I'm trying to calculate monthly averages of - customer recency (days since last order) and customer latency (days between last order and previous order).
Calculating recency on the last day of each reporting month.
Including customers in the monthly calculation where:
- max(order_date) is BETWEEN reporting mth_end_date (i.e. not in future) and 12 months prior.
- latency for the max(order_date) IS NOT NULL (i.e. it has a prior order)
It feels like this is reasonably simple (when I says it at least!), but I can't crack it, and feel I am missing something obvious.
I'd appreciate any support you can offer.

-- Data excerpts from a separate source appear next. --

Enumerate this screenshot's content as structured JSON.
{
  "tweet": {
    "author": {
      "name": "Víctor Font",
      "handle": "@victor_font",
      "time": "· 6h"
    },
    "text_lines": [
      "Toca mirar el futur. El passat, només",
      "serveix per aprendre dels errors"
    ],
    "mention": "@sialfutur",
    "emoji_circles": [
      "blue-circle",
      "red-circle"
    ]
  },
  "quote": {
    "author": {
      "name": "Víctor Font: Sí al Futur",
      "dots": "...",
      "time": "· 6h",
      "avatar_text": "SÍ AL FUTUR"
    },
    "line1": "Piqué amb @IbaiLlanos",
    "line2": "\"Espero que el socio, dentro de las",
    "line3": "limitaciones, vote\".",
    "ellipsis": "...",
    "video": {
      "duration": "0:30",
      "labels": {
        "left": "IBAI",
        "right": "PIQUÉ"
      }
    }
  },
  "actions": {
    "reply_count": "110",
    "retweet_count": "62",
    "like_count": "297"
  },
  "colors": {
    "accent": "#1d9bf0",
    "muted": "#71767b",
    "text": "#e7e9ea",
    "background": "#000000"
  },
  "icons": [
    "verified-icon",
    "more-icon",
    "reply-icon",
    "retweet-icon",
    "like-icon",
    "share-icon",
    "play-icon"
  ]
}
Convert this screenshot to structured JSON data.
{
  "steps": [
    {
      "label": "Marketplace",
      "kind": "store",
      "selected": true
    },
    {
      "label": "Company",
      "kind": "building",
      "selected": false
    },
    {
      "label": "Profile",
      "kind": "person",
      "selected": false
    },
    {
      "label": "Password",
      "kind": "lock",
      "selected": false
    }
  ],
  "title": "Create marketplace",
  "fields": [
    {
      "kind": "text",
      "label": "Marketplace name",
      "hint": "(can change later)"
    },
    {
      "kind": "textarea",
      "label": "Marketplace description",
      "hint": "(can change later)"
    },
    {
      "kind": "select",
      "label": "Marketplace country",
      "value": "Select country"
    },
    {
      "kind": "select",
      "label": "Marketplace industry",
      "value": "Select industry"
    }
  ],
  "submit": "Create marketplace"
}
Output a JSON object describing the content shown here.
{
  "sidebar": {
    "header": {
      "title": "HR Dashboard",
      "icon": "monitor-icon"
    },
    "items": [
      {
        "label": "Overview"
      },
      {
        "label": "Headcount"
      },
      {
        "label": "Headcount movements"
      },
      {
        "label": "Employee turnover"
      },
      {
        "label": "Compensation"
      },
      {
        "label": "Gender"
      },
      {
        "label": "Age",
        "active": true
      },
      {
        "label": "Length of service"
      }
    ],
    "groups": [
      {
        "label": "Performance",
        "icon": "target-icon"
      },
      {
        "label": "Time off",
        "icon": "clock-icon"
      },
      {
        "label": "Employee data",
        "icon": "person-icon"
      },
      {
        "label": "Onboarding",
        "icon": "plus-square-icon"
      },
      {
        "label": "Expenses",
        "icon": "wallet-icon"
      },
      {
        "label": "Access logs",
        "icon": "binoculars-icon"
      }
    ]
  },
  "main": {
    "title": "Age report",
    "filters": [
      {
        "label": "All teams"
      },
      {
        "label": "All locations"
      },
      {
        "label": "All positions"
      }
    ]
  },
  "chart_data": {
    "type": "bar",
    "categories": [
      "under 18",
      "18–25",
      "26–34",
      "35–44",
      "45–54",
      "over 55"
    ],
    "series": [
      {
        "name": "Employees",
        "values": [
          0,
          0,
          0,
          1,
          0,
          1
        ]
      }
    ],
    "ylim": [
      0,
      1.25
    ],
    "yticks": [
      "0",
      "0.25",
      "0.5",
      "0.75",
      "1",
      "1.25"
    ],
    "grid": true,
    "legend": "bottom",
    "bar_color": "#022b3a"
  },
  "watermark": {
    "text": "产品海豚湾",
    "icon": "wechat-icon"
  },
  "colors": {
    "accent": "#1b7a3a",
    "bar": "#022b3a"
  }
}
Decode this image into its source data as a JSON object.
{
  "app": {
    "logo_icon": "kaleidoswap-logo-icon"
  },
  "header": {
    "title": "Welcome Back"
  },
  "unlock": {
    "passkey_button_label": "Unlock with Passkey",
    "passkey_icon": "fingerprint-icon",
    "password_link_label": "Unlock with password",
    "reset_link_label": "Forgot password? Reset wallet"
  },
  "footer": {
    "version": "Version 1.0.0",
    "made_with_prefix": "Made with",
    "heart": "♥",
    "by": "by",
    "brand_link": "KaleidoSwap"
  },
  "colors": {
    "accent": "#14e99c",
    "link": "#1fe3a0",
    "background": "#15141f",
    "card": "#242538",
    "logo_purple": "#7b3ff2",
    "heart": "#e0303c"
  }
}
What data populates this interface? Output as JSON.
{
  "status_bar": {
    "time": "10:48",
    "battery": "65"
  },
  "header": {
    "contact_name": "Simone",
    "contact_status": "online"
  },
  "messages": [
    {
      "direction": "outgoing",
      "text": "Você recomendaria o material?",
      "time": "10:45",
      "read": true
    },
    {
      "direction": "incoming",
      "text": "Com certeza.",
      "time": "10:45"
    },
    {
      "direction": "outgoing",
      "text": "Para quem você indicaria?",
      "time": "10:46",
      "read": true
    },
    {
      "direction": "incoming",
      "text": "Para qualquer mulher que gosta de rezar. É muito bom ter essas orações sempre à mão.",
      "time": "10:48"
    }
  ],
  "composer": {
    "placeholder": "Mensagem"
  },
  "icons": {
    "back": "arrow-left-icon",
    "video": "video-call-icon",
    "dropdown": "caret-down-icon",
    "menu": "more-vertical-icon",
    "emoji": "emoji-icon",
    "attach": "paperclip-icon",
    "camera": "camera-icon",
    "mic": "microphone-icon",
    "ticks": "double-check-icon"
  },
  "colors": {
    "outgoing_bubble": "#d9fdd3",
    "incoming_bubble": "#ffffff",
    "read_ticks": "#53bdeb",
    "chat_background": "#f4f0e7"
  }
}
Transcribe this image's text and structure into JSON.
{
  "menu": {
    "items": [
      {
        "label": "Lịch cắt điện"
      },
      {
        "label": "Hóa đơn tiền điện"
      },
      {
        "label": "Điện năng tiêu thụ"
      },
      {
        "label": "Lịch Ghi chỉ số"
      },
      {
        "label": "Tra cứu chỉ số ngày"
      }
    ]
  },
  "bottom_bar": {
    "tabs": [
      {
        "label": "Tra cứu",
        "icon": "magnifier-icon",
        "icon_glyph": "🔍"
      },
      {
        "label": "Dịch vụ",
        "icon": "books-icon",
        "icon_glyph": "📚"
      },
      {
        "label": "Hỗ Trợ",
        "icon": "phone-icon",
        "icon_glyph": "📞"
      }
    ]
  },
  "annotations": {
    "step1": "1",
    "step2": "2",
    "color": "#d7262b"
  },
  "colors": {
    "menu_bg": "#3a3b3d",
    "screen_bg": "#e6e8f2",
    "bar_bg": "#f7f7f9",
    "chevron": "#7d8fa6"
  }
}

Below is my progress to date using sample data.
With input_data AS (
SELECT '#1238' as order_id, DATE('2021-12-15') as order_date, 'c12345' as cust_id, 18 as order_value
UNION ALL SELECT '#1201' as order_id, DATE('2021-10-10') as order_date, 'c12345' as cust_id, 18 as order_value
UNION ALL SELECT '#1198' as order_id, DATE('2021-07-05') as order_date, 'c12345' as cust_id, 20 as order_value
UNION ALL SELECT '#1134' as order_id, DATE('2020-10-15') as order_date, 'c12345' as cust_id, 10 as order_value
UNION ALL SELECT '#1112' as order_id, DATE('2019-08-10') as order_date, 'c12345' as cust_id, 5 as order_value
UNION ALL SELECT '#1234' as order_id, DATE('2021-07-05') as order_date, 'c11111' as cust_id, 118 as order_value
UNION ALL SELECT '#1294' as order_id, DATE('2021-01-05') as order_date, 'c11111' as cust_id, 68 as order_value
UNION ALL SELECT '#1290' as order_id, DATE('2021-01-01') as order_date, 'c11111' as cust_id, 82 as order_value
UNION ALL SELECT '#1284' as order_id, DATE('2020-01-15') as order_date, 'c22222' as cust_id, 98 as order_value),
enhanced_data AS (
SELECT
*
,DATE_DIFF(order_date, LAG(order_date) OVER (PARTITION BY cust_id ORDER BY order_date), day) AS order_latency_days,
from input_data
),
dates AS (
SELECT
LAST_DAY(array_date, month) AS mth_end_date
FROM
UNNEST(GENERATE_DATE_ARRAY(
(SELECT MIN(order_date) FROM enhanced_data),
(SELECT MAX(order_date) FROM enhanced_data), INTERVAL 1 MONTH)) as array_date)
Select
d.mth_end_date
, avg(e.order_latency_days) as avg_latency
from dates d
left join enhanced_data e
ON Date_trunc(d.mth_end_date, Month) > Date_trunc(e.order_date, Month)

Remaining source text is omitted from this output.